A recurrent network computes by evolving its state. Its computation is not only represented in its input-output map, but in the trajectory of its internal dynamics. From this perspective, initialization, geometry, and connectivity are not implementation details. They define the physical substrate in which computation unfolds.
This view is natural in neuroscience, but it is also relevant to machine learning and physical computing more generally. Biological systems compute under constraints: spatial embedding, energetic cost, wiring economy, noise, sign structure, local interactions, and recurrent dynamics. These constraints are often treated as inconveniences when building artificial systems. But in biological systems, they may be part of what makes computation efficient, robust, and reusable.

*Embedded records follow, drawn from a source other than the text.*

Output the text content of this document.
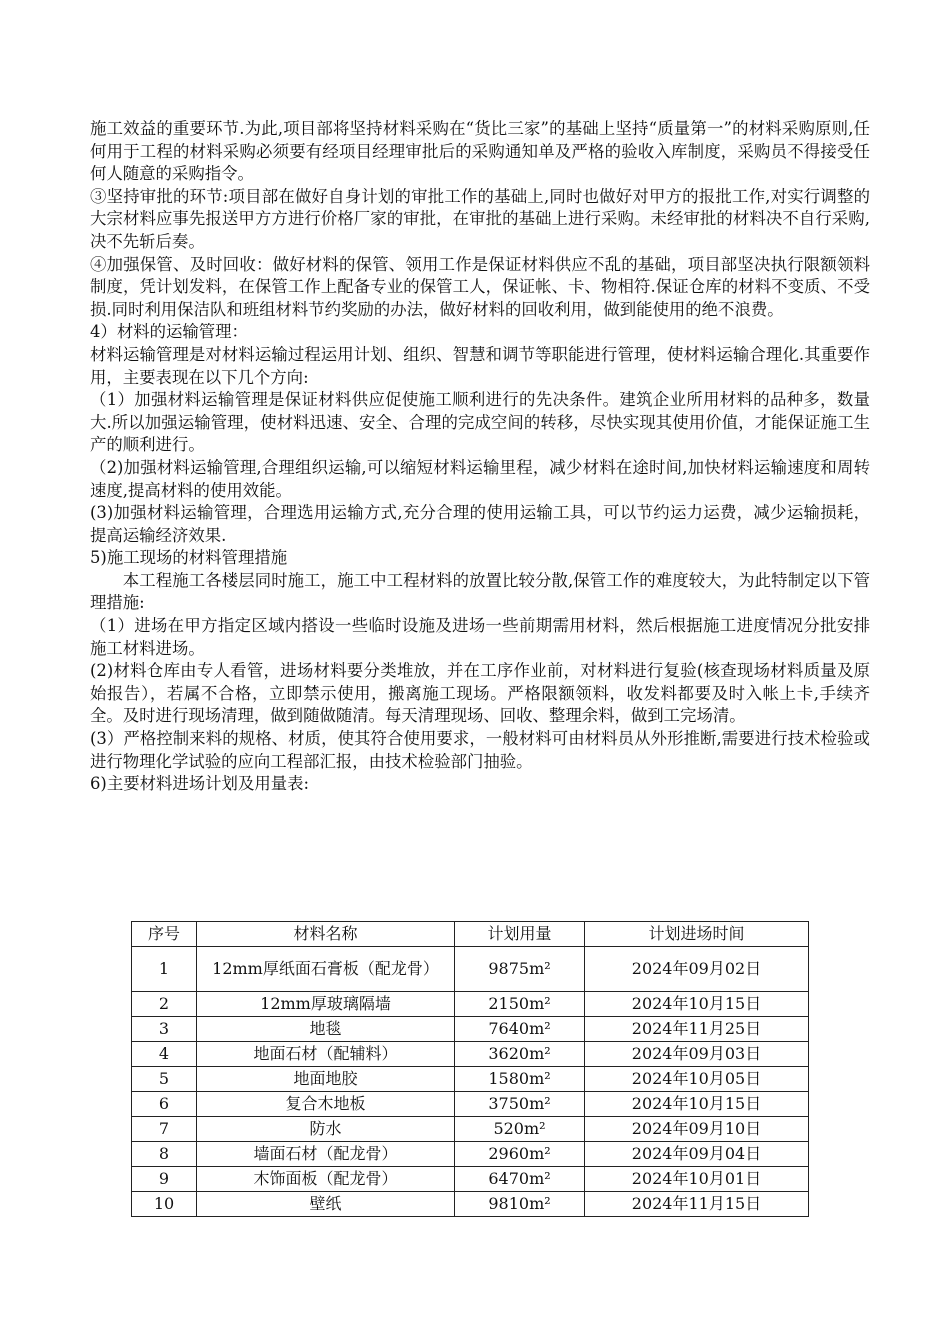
施工效益的重要环节.为此,项目部将坚持材料采购在“货比三家”的基础上坚持“质量第一”的材料采购原则,任何用于工程的材料采购必须要有经项目经理审批后的采购通知单及严格的验收入库制度，采购员不得接受任何人随意的采购指令。

③坚持审批的环节:项目部在做好自身计划的审批工作的基础上,同时也做好对甲方的报批工作,对实行调整的大宗材料应事先报送甲方方进行价格厂家的审批，在审批的基础上进行采购。未经审批的材料决不自行采购,决不先斩后奏。

④加强保管、及时回收：做好材料的保管、领用工作是保证材料供应不乱的基础，项目部坚决执行限额领料制度，凭计划发料，在保管工作上配备专业的保管工人，保证帐、卡、物相符.保证仓库的材料不变质、不受损.同时利用保洁队和班组材料节约奖励的办法，做好材料的回收利用，做到能使用的绝不浪费。

4）材料的运输管理：

材料运输管理是对材料运输过程运用计划、组织、智慧和调节等职能进行管理，使材料运输合理化.其重要作用，主要表现在以下几个方向:

（1）加强材料运输管理是保证材料供应促使施工顺利进行的先决条件。建筑企业所用材料的品种多，数量大.所以加强运输管理，使材料迅速、安全、合理的完成空间的转移，尽快实现其使用价值，才能保证施工生产的顺利进行。

（2)加强材料运输管理,合理组织运输,可以缩短材料运输里程，减少材料在途时间,加快材料运输速度和周转速度,提高材料的使用效能。

(3)加强材料运输管理，合理选用运输方式,充分合理的使用运输工具，可以节约运力运费，减少运输损耗，提高运输经济效果.

5)施工现场的材料管理措施

本工程施工各楼层同时施工，施工中工程材料的放置比较分散,保管工作的难度较大，为此特制定以下管理措施:

（1）进场在甲方指定区域内搭设一些临时设施及进场一些前期需用材料，然后根据施工进度情况分批安排施工材料进场。

(2)材料仓库由专人看管，进场材料要分类堆放，并在工序作业前，对材料进行复验(核查现场材料质量及原始报告），若属不合格，立即禁示使用，搬离施工现场。严格限额领料，收发料都要及时入帐上卡,手续齐全。及时进行现场清理，做到随做随清。每天清理现场、回收、整理余料，做到工完场清。

(3）严格控制来料的规格、材质，使其符合使用要求，一般材料可由材料员从外形推断,需要进行技术检验或进行物理化学试验的应向工程部汇报，由技术检验部门抽验。

6)主要材料进场计划及用量表:

序号	材料名称	计划用量	计划进场时间
1	12mm厚纸面石膏板（配龙骨）	9875m²	2024年09月02日
2	12mm厚玻璃隔墙	2150m²	2024年10月15日
3	地毯	7640m²	2024年11月25日
4	地面石材（配辅料）	3620m²	2024年09月03日
5	地面地胶	1580m²	2024年10月05日
6	复合木地板	3750m²	2024年10月15日
7	防水	520m²	2024年09月10日
8	墙面石材（配龙骨）	2960m²	2024年09月04日
9	木饰面板（配龙骨）	6470m²	2024年10月01日
10	壁纸	9810m²	2024年11月15日
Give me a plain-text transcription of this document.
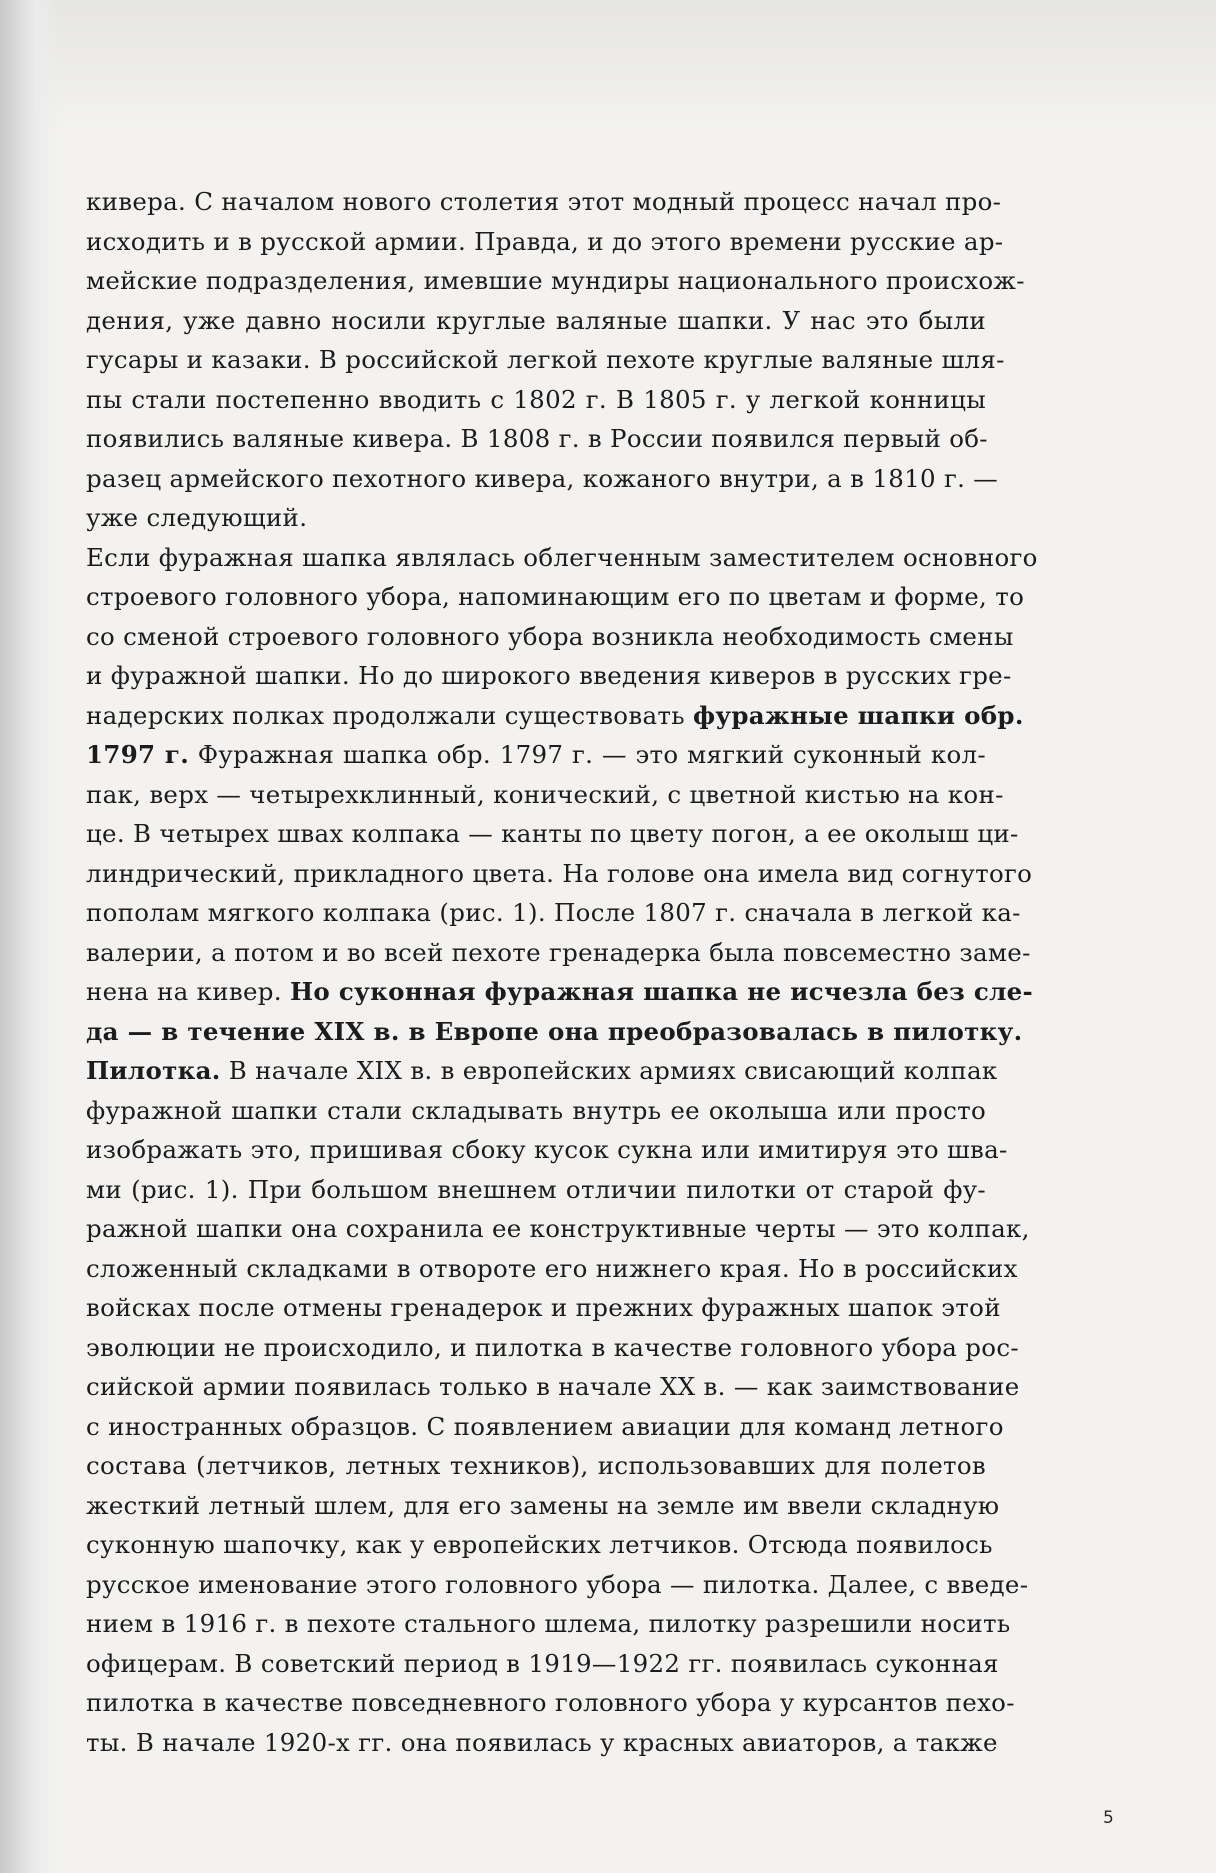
кивера. С началом нового столетия этот модный процесс начал про-
исходить и в русской армии. Правда, и до этого времени русские ар-
мейские подразделения, имевшие мундиры национального происхож-
дения, уже давно носили круглые валяные шапки. У нас это были
гусары и казаки. В российской легкой пехоте круглые валяные шля-
пы стали постепенно вводить с 1802 г. В 1805 г. у легкой конницы
появились валяные кивера. В 1808 г. в России появился первый об-
разец армейского пехотного кивера, кожаного внутри, а в 1810 г. —
уже следующий.
Если фуражная шапка являлась облегченным заместителем основного
строевого головного убора, напоминающим его по цветам и форме, то
со сменой строевого головного убора возникла необходимость смены
и фуражной шапки. Но до широкого введения киверов в русских гре-
надерских полках продолжали существовать фуражные шапки обр.
1797 г. Фуражная шапка обр. 1797 г. — это мягкий суконный кол-
пак, верх — четырехклинный, конический, с цветной кистью на кон-
це. В четырех швах колпака — канты по цвету погон, а ее околыш ци-
линдрический, прикладного цвета. На голове она имела вид согнутого
пополам мягкого колпака (рис. 1). После 1807 г. сначала в легкой ка-
валерии, а потом и во всей пехоте гренадерка была повсеместно заме-
нена на кивер. Но суконная фуражная шапка не исчезла без сле-
да — в течение XIX в. в Европе она преобразовалась в пилотку.
Пилотка. В начале XIX в. в европейских армиях свисающий колпак
фуражной шапки стали складывать внутрь ее околыша или просто
изображать это, пришивая сбоку кусок сукна или имитируя это шва-
ми (рис. 1). При большом внешнем отличии пилотки от старой фу-
ражной шапки она сохранила ее конструктивные черты — это колпак,
сложенный складками в отвороте его нижнего края. Но в российских
войсках после отмены гренадерок и прежних фуражных шапок этой
эволюции не происходило, и пилотка в качестве головного убора рос-
сийской армии появилась только в начале XX в. — как заимствование
с иностранных образцов. С появлением авиации для команд летного
состава (летчиков, летных техников), использовавших для полетов
жесткий летный шлем, для его замены на земле им ввели складную
суконную шапочку, как у европейских летчиков. Отсюда появилось
русское именование этого головного убора — пилотка. Далее, с введе-
нием в 1916 г. в пехоте стального шлема, пилотку разрешили носить
офицерам. В советский период в 1919—1922 гг. появилась суконная
пилотка в качестве повседневного головного убора у курсантов пехо-
ты. В начале 1920-х гг. она появилась у красных авиаторов, а также
5
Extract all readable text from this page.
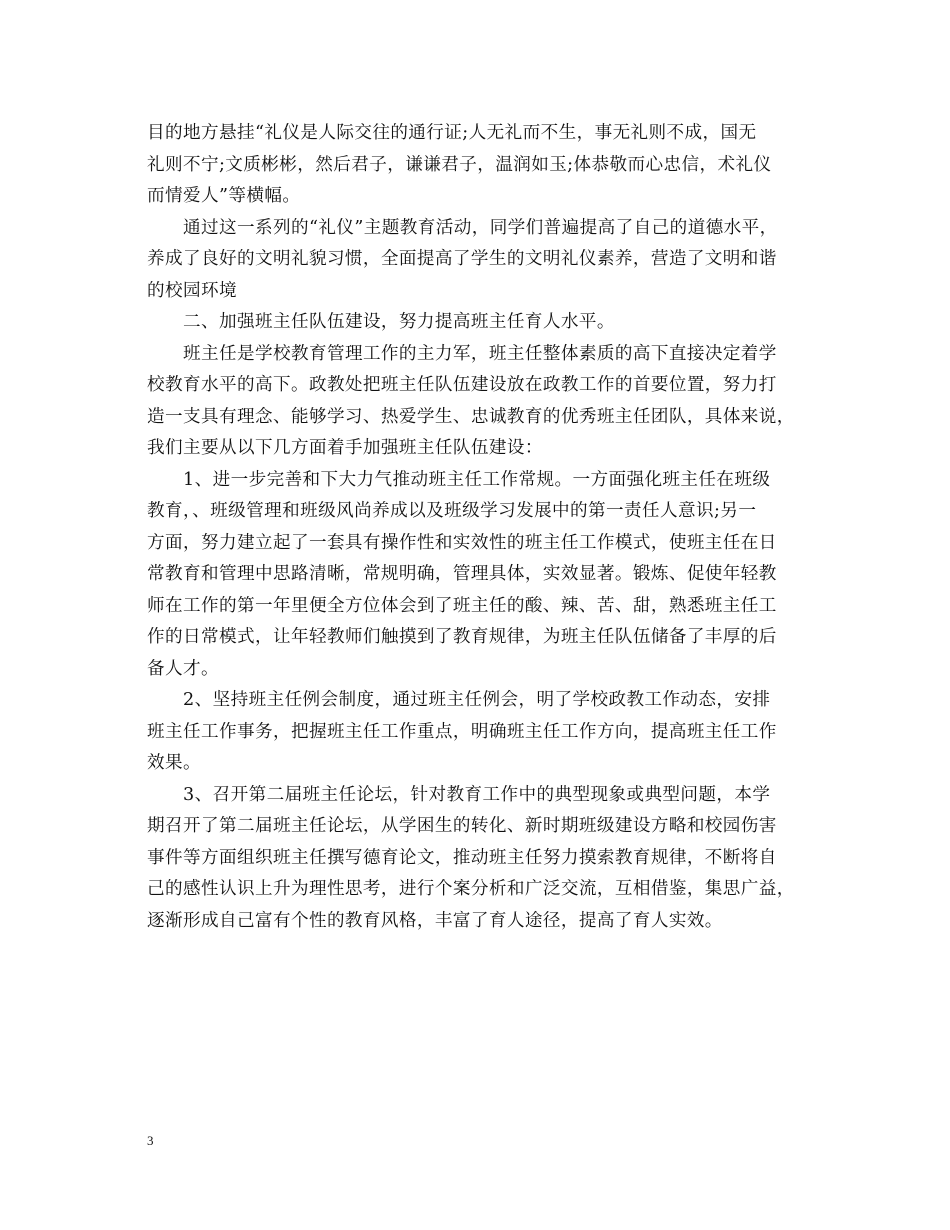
目的地方悬挂“礼仪是人际交往的通行证;人无礼而不生，事无礼则不成，国无
礼则不宁;文质彬彬，然后君子，谦谦君子，温润如玉;体恭敬而心忠信，术礼仪
而情爱人”等横幅。
通过这一系列的“礼仪”主题教育活动，同学们普遍提高了自己的道德水平，
养成了良好的文明礼貌习惯，全面提高了学生的文明礼仪素养，营造了文明和谐
的校园环境
二、加强班主任队伍建设，努力提高班主任育人水平。
班主任是学校教育管理工作的主力军，班主任整体素质的高下直接决定着学
校教育水平的高下。政教处把班主任队伍建设放在政教工作的首要位置，努力打
造一支具有理念、能够学习、热爱学生、忠诚教育的优秀班主任团队，具体来说，
我们主要从以下几方面着手加强班主任队伍建设：
1、进一步完善和下大力气推动班主任工作常规。一方面强化班主任在班级
教育，、班级管理和班级风尚养成以及班级学习发展中的第一责任人意识;另一
方面，努力建立起了一套具有操作性和实效性的班主任工作模式，使班主任在日
常教育和管理中思路清晰，常规明确，管理具体，实效显著。锻炼、促使年轻教
师在工作的第一年里便全方位体会到了班主任的酸、辣、苦、甜，熟悉班主任工
作的日常模式，让年轻教师们触摸到了教育规律，为班主任队伍储备了丰厚的后
备人才。
2、坚持班主任例会制度，通过班主任例会，明了学校政教工作动态，安排
班主任工作事务，把握班主任工作重点，明确班主任工作方向，提高班主任工作
效果。
3、召开第二届班主任论坛，针对教育工作中的典型现象或典型问题，本学
期召开了第二届班主任论坛，从学困生的转化、新时期班级建设方略和校园伤害
事件等方面组织班主任撰写德育论文，推动班主任努力摸索教育规律，不断将自
己的感性认识上升为理性思考，进行个案分析和广泛交流，互相借鉴，集思广益，
逐渐形成自己富有个性的教育风格，丰富了育人途径，提高了育人实效。
3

The present work treats cortical organization in exactly this way. It asks whether the constraints of the cortical substrate can be translated into artificial recurrent systems as useful inductive structure.
The answer is yes, but with nuance. The most useful biological constraint was not simply the anatomical graph. It was the function-derived structure of the activity. Geometry helped. Communicability helped more selectively. The computational value emerged from the interplay between measured function, measured space, and measured wiring.
What the study does not claim
It is important to be clear about the scope.
This is not a claim that the RNNs reproduce cortical computation in full biological detail. The models use excitatory neurons from MICrONS and do not yet incorporate the full diversity of inhibitory cell types, laminar structure, neuromodulation, synaptic dynamics, or developmental constraints.
The positive-only experiments are not a full Dale-compliant excitatory/inhibitory model. They are a strong sign-constrained test showing that functional initialization stabilizes learning under a difficult recurrent constraint.
The task suite is also controlled and simplified. One-Choice Inference, Perceptual Decision-Making, and Go/NoGo probe important recurrent capacities, but they do not capture the full richness of naturalistic cortical computation.
The point is therefore not that the model is a complete model of cortex. The point is that measured cortical organization contains computationally useful structure, and that this structure can be decomposed experimentally.
The larger picture
The central claim of the paper is straightforward:
Cortical organization is not just biological detail. It is computational structure.
By grounding RNNs in measured cortical geometry, wiring, and function, we show that biological priors can improve learning, stabilize optimization under sign constraints, and guide networks toward structured topological regimes.
This gives us two complementary opportunities.
For AI, cortical data can inspire more efficient, robust, and interpretable recurrent architectures.
For neuroscience, artificial recurrent networks can serve as controlled systems for testing which aspects of cortical organization are computationally consequential.
The machinery of cortex can therefore be used both as an inductive basis for artificial learning systems and as a scientific object to be interrogated through those systems.
In that sense, this work is not only about building better RNNs, and it is not only about interpreting cortical data. It is about using biological organization as a bridge between neural computation, machine learning, and the physics of structured dynamical systems.